Sauf que l’anticipation et l’excitation entourant le grand jour peuvent aussi être problématiques. L’année dernière, au mois de décembre, il n’y avait pas d’activité thématique tous les jours. “Notre calendrier de l’Avent avait des trous”, raconte M.moi Perras. Ces jours-là, son comportement était catastrophique du matin au soir. »
Nous avons vu à quelle vitesse les choses peuvent dégénérer lors de notre visite, lorsque Suzie a rappelé à son fils qu’il n’avait pas le droit de boire du Coca pendant la semaine – c’est sa récompense du week-end. Félix lui saisit la gorge à deux mains pour l’étrangler. Plusieurs d’entre eux se sont réunis pour l’éloigner de sa mère.
Pour éviter la multiplication des crises, les copropriétaires ont offert cette année un calendrier de l’Avent complet à Félix et ses « colocataires ». Le jour de notre visite, la décoration du sapin était au programme.
Les ressources peuvent fermer
Les parents de Félix ne tarissent pas d’éloges à l’égard des copropriétaires dévoués. La conversation prend ici une tournure politique. Ils soutiennent que l’IR est sous-financé par le gouvernement du Québec.

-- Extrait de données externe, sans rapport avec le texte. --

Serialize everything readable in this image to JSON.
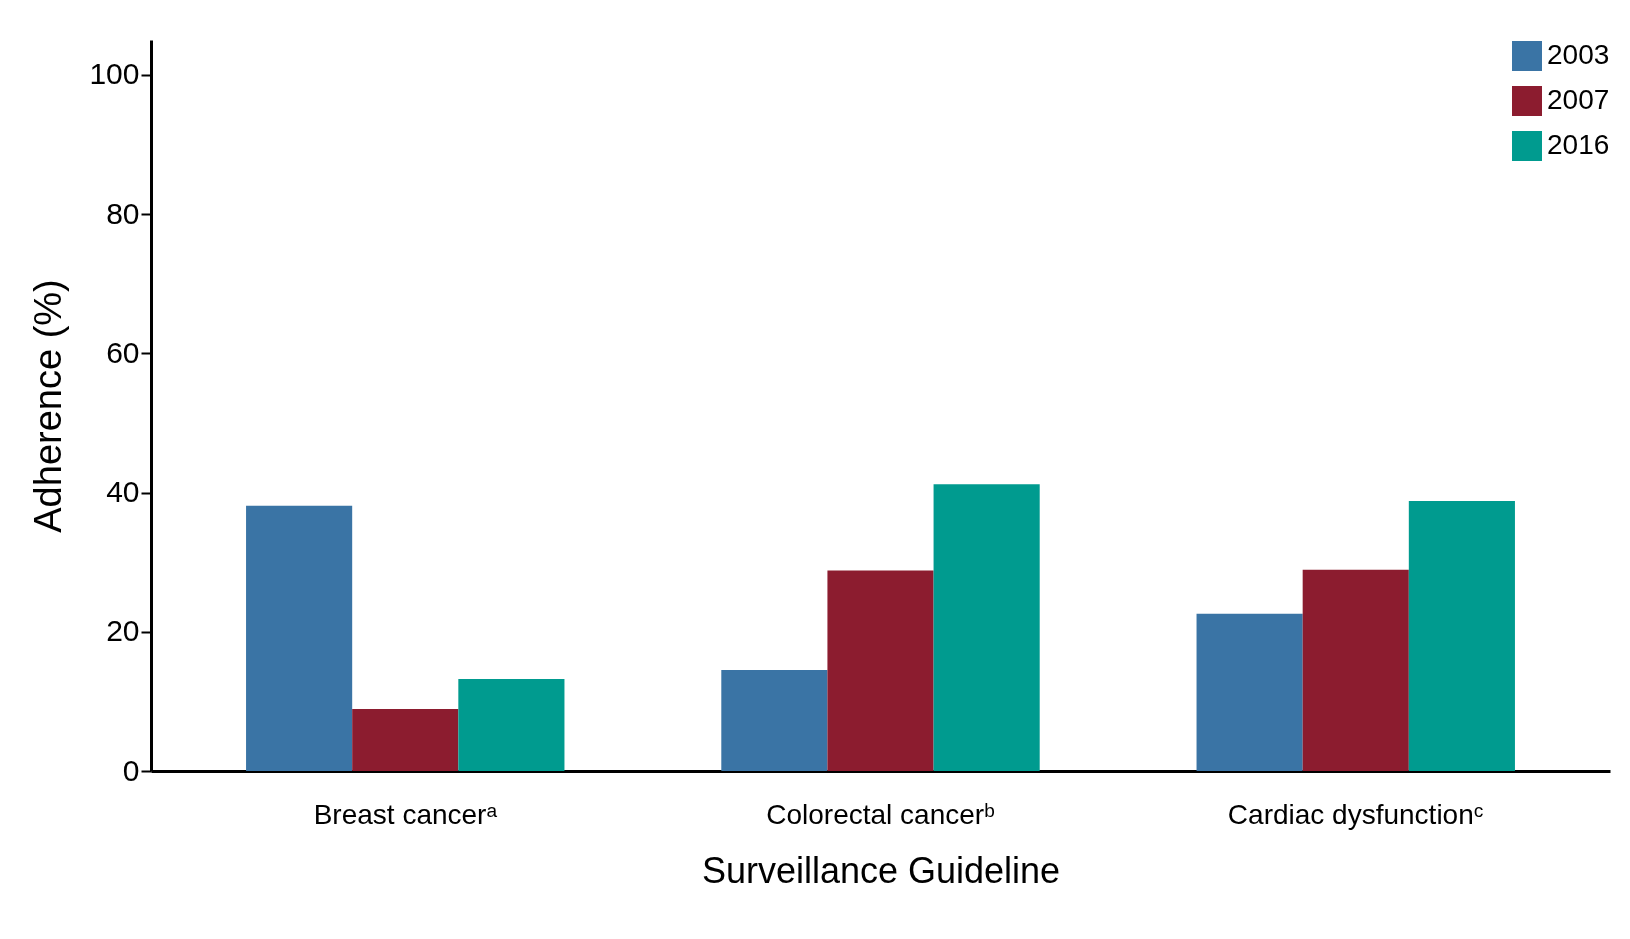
{
  "chart_data": {
    "type": "bar",
    "xlabel": "Surveillance Guideline",
    "ylabel": "Adherence (%)",
    "categories": [
      "Breast cancerᵃ",
      "Colorectal cancerᵇ",
      "Cardiac dysfunctionᶜ"
    ],
    "series": [
      {
        "name": "2003",
        "color": "#3a74a5",
        "values": [
          38.1,
          14.5,
          22.6
        ]
      },
      {
        "name": "2007",
        "color": "#8c1c2f",
        "values": [
          8.9,
          28.8,
          28.9
        ]
      },
      {
        "name": "2016",
        "color": "#009b8f",
        "values": [
          13.2,
          41.2,
          38.8
        ]
      }
    ],
    "ylim": [
      0,
      105
    ],
    "yticks": [
      0,
      20,
      40,
      60,
      80,
      100
    ],
    "grid": false,
    "legend": "top right"
  }
}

Félix a besoin d’un « travailleur dévoué » (1 à 1). Or, Québec accorde – avec la Mesure liée aux services exceptionnels de soutien ou d’assistance – un financement inférieur au coût réel du salaire d’un travailleur.
En d’autres termes, les propriétaires d’IR s’appauvrissent grâce à cette mesure.
«Il s’agit d’une situation aberrante à nos yeux dans un contexte budgétaire déjà difficile», affirme le directeur des affaires juridiques et gouvernementales à l’Association des ressources d’hébergement intermédiaire du Québec, Simon Telles.
Sans un intervenant dévoué, des jeunes comme Félix seraient condamnés à vivre en institution, confirme Mmoi Combes.
Ces dernières années, le gouvernement a créé 1.244 places en résidence pour personnes âgées, souligne M. Telles. Pour le même coût, près de 3 732 places en RI auraient pu être créées. Une place dans un centre pour seniors coûte 992 000 $, contre 317 000 $ pour une place en RI, toujours selon l’Association.
Sans nouveaux investissements ni accélération des mesures, près de la moitié (43%) des ressources intermédiaires risquent de fermer d’ici trois ans, selon une enquête réalisée par l’Association. Cela représente potentiellement 8 600 places ailleurs dans le réseau de la santé et des services sociaux.
En attendant, Geneviève Perras et Valérie Coombs continuent d’exploiter leurs deux IR. Avec leur aide, Félix est devenu beaucoup moins violent qu’avant. Ses parents peuvent désormais l’accueillir à tour de rôle le week-end.
«Nous avons réussi à faire une différence dans la vie de Félix», déclare M.moi Perras, fier. D’où « le plus beau métier du monde ».
Qu’est-ce qu’une ressource intermédiaire ?
Les ressources intermédiaires sont à mi-chemin entre les soins à domicile et les CHSLD. Ils sont exploités par une personne physique à titre de travailleur autonome ou par une personne morale ou une société de personnes et qui est reconnue par un CISSS ou un CIUSSS pour participer au maintien ou à l’intégration à la communauté d’utilisateurs autrement inscrits aux services d’un public. établissement en leur offrant un milieu de vie adapté à leurs besoins et en leur offrant les services de soutien ou d’assistance requis par leur condition. Le Québec en compte 1 120 qui offrent des services à près de 20 000 personnes vulnérables (personnes âgées, personnes ayant une déficience intellectuelle, un handicap physique, un trouble de santé mentale, un trouble du spectre autistique).